Shaded region between two sectors

The shaded region is the larger sector minus the smaller sector, both sharing the same angle $\theta = 30^\circ$ . The larger sector $AOB$ has radius $R = 21\ \text{cm}$ and the smaller sector $COD$ has radius $r = 7\ \text{cm}$ .
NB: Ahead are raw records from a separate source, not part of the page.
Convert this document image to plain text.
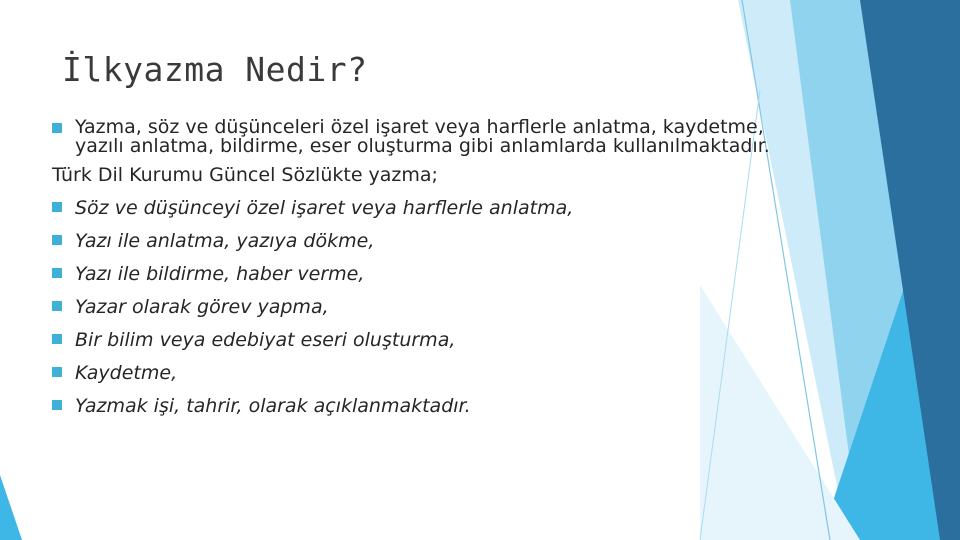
İlkyazma Nedir?
Yazma, söz ve düşünceleri özel işaret veya harflerle anlatma, kaydetme, yazılı anlatma, bildirme, eser oluşturma gibi anlamlarda kullanılmaktadır.
Türk Dil Kurumu Güncel Sözlükte yazma;
Söz ve düşünceyi özel işaret veya harflerle anlatma,
Yazı ile anlatma, yazıya dökme,
Yazı ile bildirme, haber verme,
Yazar olarak görev yapma,
Bir bilim veya edebiyat eseri oluşturma,
Kaydetme,
Yazmak işi, tahrir, olarak açıklanmaktadır.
$\text{Area} = \frac{\theta}{360}\,\pi R^2 - \frac{\theta}{360}\,\pi r^2 = \frac{\theta}{360}\,\pi\left(R^2 - r^2\right)$

Substituting the values with $\pi = \tfrac{22}{7}$ :

$\text{Area} = \frac{30}{360}\cdot\frac{22}{7}\left(21^2 - 7^2\right) = \frac{1}{12}\cdot\frac{22}{7}\left(441 - 49\right)$

$= \frac{1}{12}\cdot\frac{22}{7}\cdot 392 = \frac{1}{12}\cdot 22 \cdot 56 = \frac{1232}{12} = \frac{308}{3}\ \text{cm}^2$

Quadrant minus a right triangle

Here the shaded region is the quadrant $OACB$ minus the right triangle $BOD$ . The quadrant has angle $90^\circ$ and radius $3.5\ \text{cm}$ .

Area of the quadrant

$\text{Area}_{OACB} = \frac{90}{360}\cdot\frac{22}{7}\cdot 3.5^2 = \frac{1}{4}\cdot\frac{22}{7}\cdot 12.25 = \frac{1}{4}\cdot 38.5 = 9.625\ \text{cm}^2$

Area of the triangle

With base $3.5\ \text{cm}$ and height $2\ \text{cm}$ :

$\text{Area}_{BOD} = \tfrac{1}{2}\,b\,h = \tfrac{1}{2}\cdot 3.5 \cdot 2 = 3.5\ \text{cm}^2$

Shaded region

$\text{Area} = 9.625 - 3.5 = 6.125\ \text{cm}^2$

Area swept by a clock's minute hand

The minute hand is $r = 14\ \text{cm}$ long, and we want the area it sweeps in $5$ minutes. To turn minutes on a clock into degrees, multiply by $6^\circ$ per minute:

$\theta = 5 \times 6^\circ = 30^\circ$

The swept region is a sector:

$\text{Area} = \frac{\theta}{360}\,\pi r^2 = \frac{30}{360}\cdot\frac{22}{7}\cdot 14^2$

$= \frac{1}{12}\cdot\frac{22}{7}\cdot 196 = \frac{1}{12}\cdot 22 \cdot 28 = \frac{616}{12} = \frac{154}{3}\ \text{cm}^2$

Key takeaways

A shaded region between two sectors with the same angle is $\frac{\theta}{360}\,\pi\left(R^2 - r^2\right)$ .
To find a quadrant with a triangle removed, work out each area separately and subtract.
On a clock, each minute equals $6^\circ$ , so the minute hand sweeps a sector of that angle.